Our government has directly invested in community supports under the AHT strategy to ensure that we tackle the root cause, and we will continue to monitor the progress of our efforts to ensure that every dollar is having a maximum impact and we can remove this heinous crime out of our society.

Mr. Speaker, as I speak towards wrapping up my debate, I want to acknowledge that if or when this bill passes, our work is not done. It simply means that we need to continue to stay alert and keep working.

I just want to quickly talk about the snapshot. Over 70% of the victims of human trafficking are identified by the police at age 25. The average age of recruitment is 13 years old. The vast majority of reported cases involve sexual exploitation and labour trafficking. More than 90% of the reported victims of human trafficking in Canada actually come from Canada.

As I said at the beginning of the speech, I mentioned a series of statistics regarding the prominence of human trafficking both in the GTA and in our country. But I want to compare this with an iceberg. If you really look at an iceberg, all you see from a distance is a little part of it, but the majority of that iceberg is under the water. The numbers which I stated, the numbers we talked about, are just like an iceberg. There is a large portion of the crime which is not visible, that is hidden, invisible and unknown, and that’s a scary prospect.
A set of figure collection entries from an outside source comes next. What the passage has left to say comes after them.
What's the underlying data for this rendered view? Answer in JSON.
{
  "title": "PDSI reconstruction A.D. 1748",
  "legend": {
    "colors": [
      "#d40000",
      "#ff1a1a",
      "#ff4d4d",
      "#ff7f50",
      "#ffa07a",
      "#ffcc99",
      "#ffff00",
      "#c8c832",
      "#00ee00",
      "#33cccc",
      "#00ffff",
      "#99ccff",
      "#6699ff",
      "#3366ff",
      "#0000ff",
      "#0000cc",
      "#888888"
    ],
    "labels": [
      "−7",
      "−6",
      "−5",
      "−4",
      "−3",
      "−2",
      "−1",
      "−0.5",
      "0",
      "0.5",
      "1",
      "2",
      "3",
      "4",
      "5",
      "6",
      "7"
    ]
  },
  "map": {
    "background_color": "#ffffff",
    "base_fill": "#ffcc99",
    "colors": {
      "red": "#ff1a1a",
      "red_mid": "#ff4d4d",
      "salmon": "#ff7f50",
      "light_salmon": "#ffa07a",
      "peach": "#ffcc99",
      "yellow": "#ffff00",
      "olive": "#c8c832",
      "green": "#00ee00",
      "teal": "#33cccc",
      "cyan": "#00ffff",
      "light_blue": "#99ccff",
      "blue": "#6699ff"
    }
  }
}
We understand that human trafficking is an ever-evolving operation and these criminals will stop at nothing to continue their crimes. That is why schedule 2 of Bill 251 is very clear in ensuring that we have frequent and regular reviews of the Anti-Human Trafficking Strategy. Section 4 and section 3 of this schedule state that the appropriate ministry shall consult community organizations, different levels of government, survivors or victims of trafficking and communities most affected by trafficking when devising this strategy. This will ensure that our government and our provincial strategy will always be ahead of the human traffickers, and then we will never be behind the curve. This heinous crime should be stamped out in the province of Ontario and from this world forever. I’m so glad to be part of the government that is working actively to combat human trafficking, and I thank again all the community partners and everyone who has contributed to this consultative effort.

The growing awareness is a powerful weapon on our side. After years of operating in a shadow, a light—a bright light—is being shone on the traffickers committing these crimes and the victims and survivors who need our help. Now is not the time to let up, but to double down on our efforts to drive this criminal activity from our province and protect more people from falling prey to it.

And so I point to the measures in Bill 251 as a way to ensure that we’ll keep the momentum on our side and we will keep our young people safe and secure. So I urge everyone on both sides: Let’s work together and let’s support Bill 251, as I am going to do.